THE father-in-law of Newcastle Labor MP Tim Crakanthorp has nominated to run for the Liberal Party at next month’s local government election.
Sunday dinner at the Crakanthorp household is set to be a tense affair in the next few weeks after Jo Manitta, a long-time member of the Newcastle branch of the Liberal Party who often hands out for the party at elections, decided to make his political differences with his son-in-law public knowledge.
Nominated third on the Liberal Party ticket in Ward 1 – meaning it’s virtually impossible for him to be elected – Mr Manitta’s name was read out among the Liberal Party’s candidates at Wednesday night’s ballot draw.
Mr Manitta did not answer calls from the Newcastle Herald on Wednesday night, but he’s sent a public message that not everyone in the extended Crakanthorp family is a supporter of the state MP for Newcastle.

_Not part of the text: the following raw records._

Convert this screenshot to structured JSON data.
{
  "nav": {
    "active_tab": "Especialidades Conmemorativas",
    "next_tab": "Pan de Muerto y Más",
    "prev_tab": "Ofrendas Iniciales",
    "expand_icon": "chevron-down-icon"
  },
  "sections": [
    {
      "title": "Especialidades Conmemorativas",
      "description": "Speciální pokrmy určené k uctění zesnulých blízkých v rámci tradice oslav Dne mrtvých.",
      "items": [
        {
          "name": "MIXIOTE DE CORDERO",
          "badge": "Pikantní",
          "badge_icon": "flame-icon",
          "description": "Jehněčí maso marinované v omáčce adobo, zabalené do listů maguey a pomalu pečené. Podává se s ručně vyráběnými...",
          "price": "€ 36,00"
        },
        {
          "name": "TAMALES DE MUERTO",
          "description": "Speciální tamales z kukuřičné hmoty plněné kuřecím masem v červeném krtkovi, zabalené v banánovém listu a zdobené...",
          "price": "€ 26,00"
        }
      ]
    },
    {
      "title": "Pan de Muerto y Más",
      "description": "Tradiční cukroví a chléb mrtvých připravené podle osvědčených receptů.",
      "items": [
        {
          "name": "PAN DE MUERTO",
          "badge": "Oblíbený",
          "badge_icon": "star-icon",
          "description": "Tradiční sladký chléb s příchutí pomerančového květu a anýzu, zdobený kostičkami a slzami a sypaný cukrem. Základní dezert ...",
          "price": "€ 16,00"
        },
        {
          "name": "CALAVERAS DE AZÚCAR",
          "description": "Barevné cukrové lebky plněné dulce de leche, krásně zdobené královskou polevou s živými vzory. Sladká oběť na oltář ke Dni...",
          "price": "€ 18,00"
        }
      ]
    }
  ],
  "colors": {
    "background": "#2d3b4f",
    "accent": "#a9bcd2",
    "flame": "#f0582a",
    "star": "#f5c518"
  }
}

A retired builder and one-time developer with extensive land holdings across Newcastle, it’s not the first time Mr Manitta has created headaches for Mr Crakanthorp.
In 2014 the Newcastle Herald reported that then candidate’s in-laws owned an 8000-square-metre development site at Wickham which would likely need to be purchased by the NSW government if Labor's proposed Stewart Avenue bypass ever went ahead, creating a potential conflict of interest.
In a text message on Wednesday night Mr Crakanthorp said he would be campaigning for Labor in the council election.
Referring to him as “Mr Manitta”, Mr Crakanthorp said his father-in-law was “his own person” and “makes his decisions”.
“Obviously his political ideology is diametrically opposed mine.” he said.
“I look forward to campaigning with local Labor candidates for a local Labor victory.”
The revelation that his former developer father-in-law is running for Newcastle City Council came just hours after Mr Crakanthorp, himself a former councillor, called on the government to ban developers from running for council.
In a notice before the parliament on Wednesday Mr Crakanthorp called for on the government “to adopt Labor's plans to restore integrity and legislate for campaign spending caps and banning developers from local government”.
Wednesday’s ballot draw saw Independent Rob Holding receive the number one position for the mayoral vote, while Kath Elliott’s Independents and the Greens received the top ballot spot in two wards each. Some candidates believe winning the top spot on a ballot order can help win the votes of the undecided, but Ms Elliott said she did not believe it would help her in Ward 2.